Margarites cabernet

Scientific classification
- Kingdom: Animalia
- Phylum: Mollusca
- Class: Gastropoda
- Subclass: Vetigastropoda
- Order: Trochida
- Family: Margaritidae
- Genus: Margarites
- Species: M. cabernet
- Binomial name: Margarites cabernet Egorov, 2000

= Margarites cabernet =

- Authority: Egorov, 2000

Species of gastropod
Margarites cabernet is a species of sea snail, a marine gastropod mollusc in the family Margaritidae, genus Margarites. They were also known as 'puppet margarite' or 'little margarite' due to their small size, but have been called margatites or globe snails as well.

==Description==
Margarites Cabernet likely get their name, Margarites, meaning pearl, and Cabernet, a type of ornamental grass, from their decorative iridescent appearance. They are relatively small in size with the height of the shell at only 7 mm. They are similar in appearance to other snails of their genus and can vary in color, shape, pattern, and size. They are also a deep-sea marine gastropod.

== Diet ==
Like other snails, Margarites Cabernet eat primarily algae including hair, filamentous, red cyanobacteria, and brown diatoms.

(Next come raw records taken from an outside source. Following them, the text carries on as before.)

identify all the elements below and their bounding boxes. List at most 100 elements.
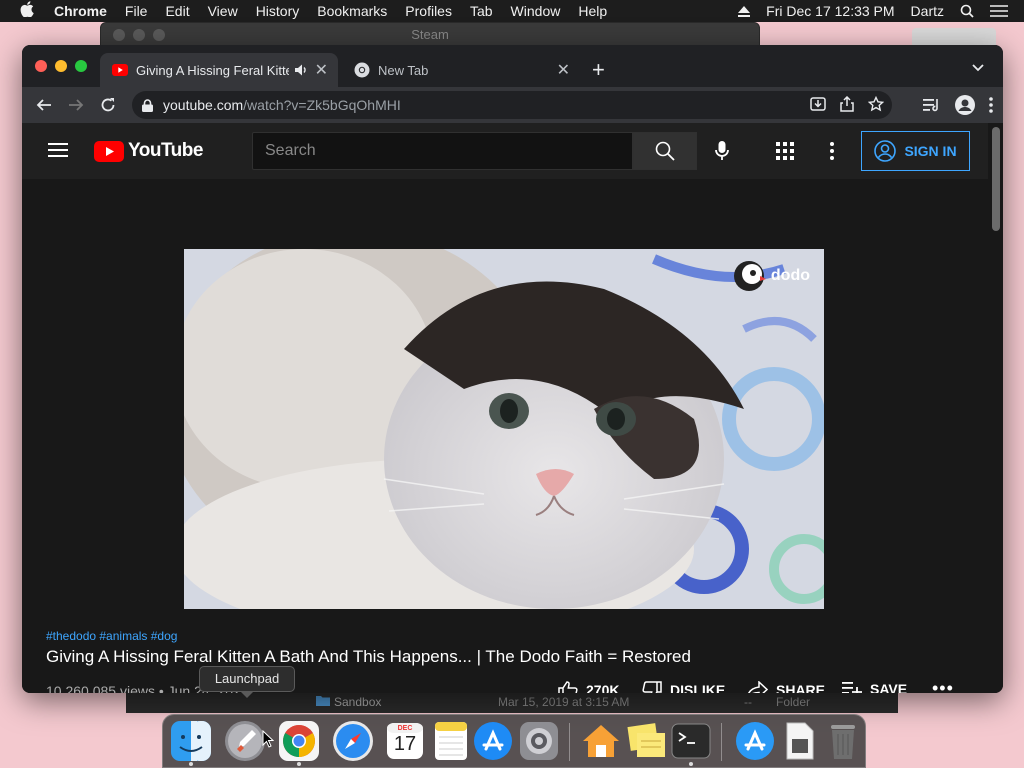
media-control-icon[interactable] bbox=[923, 98, 941, 117]
close-tab-icon[interactable]: ✕ bbox=[315, 60, 328, 80]
share-page-icon[interactable] bbox=[840, 95, 854, 115]
video-title: Giving A Hissing Feral Kitten A Bath And… bbox=[46, 647, 691, 666]
control-center-icon[interactable] bbox=[990, 4, 1008, 18]
profile-icon[interactable] bbox=[955, 95, 975, 120]
launchpad-icon[interactable] bbox=[223, 719, 267, 763]
youtube-play-icon bbox=[94, 140, 124, 162]
dock-separator bbox=[721, 723, 722, 761]
save-button[interactable]: SAVE bbox=[842, 681, 907, 693]
youtube-favicon-icon bbox=[112, 64, 128, 76]
tab-label: New Tab bbox=[378, 62, 429, 78]
menu-help[interactable]: Help bbox=[578, 3, 607, 19]
app-store-icon[interactable] bbox=[471, 719, 515, 763]
address-bar[interactable]: youtube.com/watch?v=Zk5bGqOhMHI bbox=[132, 91, 892, 119]
dock-separator bbox=[569, 723, 570, 761]
folder-date: Mar 15, 2019 at 3:15 AM bbox=[498, 695, 630, 709]
menu-clock[interactable]: Fri Dec 17 12:33 PM bbox=[766, 3, 894, 19]
dodo-watermark-text: dodo bbox=[770, 267, 810, 285]
menu-edit[interactable]: Edit bbox=[165, 3, 189, 19]
safari-icon[interactable] bbox=[331, 719, 375, 763]
forward-button[interactable] bbox=[60, 97, 92, 113]
chrome-icon[interactable] bbox=[277, 719, 321, 766]
tab-youtube[interactable]: Giving A Hissing Feral Kitte ✕ bbox=[100, 53, 338, 87]
bookmark-star-icon[interactable] bbox=[867, 95, 885, 115]
chrome-menu-icon[interactable] bbox=[989, 97, 993, 118]
steam-window-title: Steam bbox=[411, 27, 449, 42]
menu-bookmarks[interactable]: Bookmarks bbox=[317, 3, 387, 19]
trash-icon[interactable] bbox=[821, 719, 865, 763]
close-tab-icon[interactable]: ✕ bbox=[557, 60, 570, 80]
youtube-wordmark: YouTube bbox=[128, 140, 203, 161]
home-icon[interactable] bbox=[579, 719, 623, 763]
like-button[interactable]: 270K bbox=[558, 681, 619, 693]
tab-new-tab[interactable]: New Tab ✕ bbox=[342, 53, 580, 87]
menu-app-name[interactable]: Chrome bbox=[54, 3, 107, 19]
video-hashtags[interactable]: #thedodo #animals #dog bbox=[46, 629, 177, 643]
calendar-month: DEC bbox=[397, 725, 413, 732]
youtube-header: YouTube Search SIGN IN bbox=[22, 123, 988, 179]
dislike-button[interactable]: DISLIKE bbox=[642, 681, 725, 693]
audio-playing-icon[interactable] bbox=[294, 64, 309, 76]
eject-icon[interactable] bbox=[738, 5, 751, 17]
new-tab-button[interactable]: + bbox=[592, 57, 605, 83]
sign-in-label: SIGN IN bbox=[904, 143, 957, 159]
dodo-logo-icon bbox=[734, 261, 767, 291]
stickies-icon[interactable] bbox=[625, 719, 669, 763]
dock-tooltip: Launchpad bbox=[199, 666, 295, 692]
microphone-icon[interactable] bbox=[715, 141, 729, 166]
share-button[interactable]: SHARE bbox=[746, 681, 825, 693]
traffic-lights bbox=[35, 60, 87, 72]
menu-view[interactable]: View bbox=[208, 3, 238, 19]
folder-size: -- bbox=[744, 695, 752, 709]
calendar-icon[interactable]: DEC 17 bbox=[383, 719, 427, 763]
file-icon[interactable] bbox=[777, 719, 821, 763]
folder-icon bbox=[316, 695, 330, 709]
tooltip-arrow bbox=[240, 691, 254, 698]
close-window-button[interactable] bbox=[35, 60, 47, 72]
menu-history[interactable]: History bbox=[256, 3, 300, 19]
menu-file[interactable]: File bbox=[125, 3, 148, 19]
thumbs-up-icon bbox=[558, 681, 578, 693]
kitten-video-frame bbox=[184, 249, 824, 609]
apple-menu-icon[interactable] bbox=[20, 1, 40, 21]
app-store-2-icon[interactable] bbox=[733, 719, 777, 763]
mouse-cursor-icon bbox=[262, 729, 275, 753]
install-app-icon[interactable] bbox=[810, 96, 826, 115]
apps-grid-icon[interactable] bbox=[776, 142, 794, 165]
menu-tab[interactable]: Tab bbox=[470, 3, 493, 19]
search-button[interactable] bbox=[633, 132, 697, 170]
notes-icon[interactable] bbox=[429, 719, 473, 763]
menu-profiles[interactable]: Profiles bbox=[405, 3, 452, 19]
video-player[interactable]: dodo bbox=[184, 249, 824, 609]
search-icon bbox=[655, 141, 675, 161]
spotlight-icon[interactable] bbox=[960, 4, 974, 18]
youtube-page: YouTube Search SIGN IN dodo #thedodo #an… bbox=[22, 123, 1003, 693]
minimize-window-button[interactable] bbox=[55, 60, 67, 72]
menu-window[interactable]: Window bbox=[511, 3, 561, 19]
share-arrow-icon bbox=[748, 681, 768, 693]
share-label: SHARE bbox=[776, 682, 826, 693]
page-scrollbar[interactable] bbox=[992, 127, 1000, 231]
search-input[interactable]: Search bbox=[252, 132, 633, 170]
settings-more-icon[interactable] bbox=[830, 142, 834, 165]
zoom-window-button[interactable] bbox=[75, 60, 87, 72]
reload-button[interactable] bbox=[92, 97, 124, 113]
tab-search-icon[interactable] bbox=[972, 59, 984, 77]
menu-bar: Chrome File Edit View History Bookmarks … bbox=[0, 0, 1024, 22]
finder-icon[interactable] bbox=[169, 719, 213, 766]
menu-user[interactable]: Dartz bbox=[911, 3, 944, 19]
terminal-icon[interactable] bbox=[669, 719, 713, 766]
playlist-add-icon bbox=[842, 682, 862, 693]
folder-name: Sandbox bbox=[334, 695, 382, 709]
url-path: /watch?v=Zk5bGqOhMHI bbox=[243, 97, 401, 113]
more-actions-icon[interactable]: ••• bbox=[932, 678, 954, 693]
system-preferences-icon[interactable] bbox=[517, 719, 561, 763]
lock-icon[interactable] bbox=[142, 98, 153, 112]
youtube-logo[interactable]: YouTube bbox=[94, 140, 203, 162]
steam-window-titlebar: Steam bbox=[100, 22, 760, 46]
folder-kind: Folder bbox=[776, 695, 811, 709]
sign-in-button[interactable]: SIGN IN bbox=[861, 131, 970, 171]
back-button[interactable] bbox=[28, 97, 60, 113]
like-count: 270K bbox=[586, 682, 620, 693]
hamburger-menu-icon[interactable] bbox=[48, 142, 68, 163]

They will most likely feed on whatever algae is most prevalent in their region of Northern Honshu, Japan.

== Relatives ==

Margarites Cabernet are related to a wide variety of snails from other small sized species like Margarites albolineatus, to their large Alaskan counterparts, Margarites costalis, which can get up to almost 25 mm in diameter.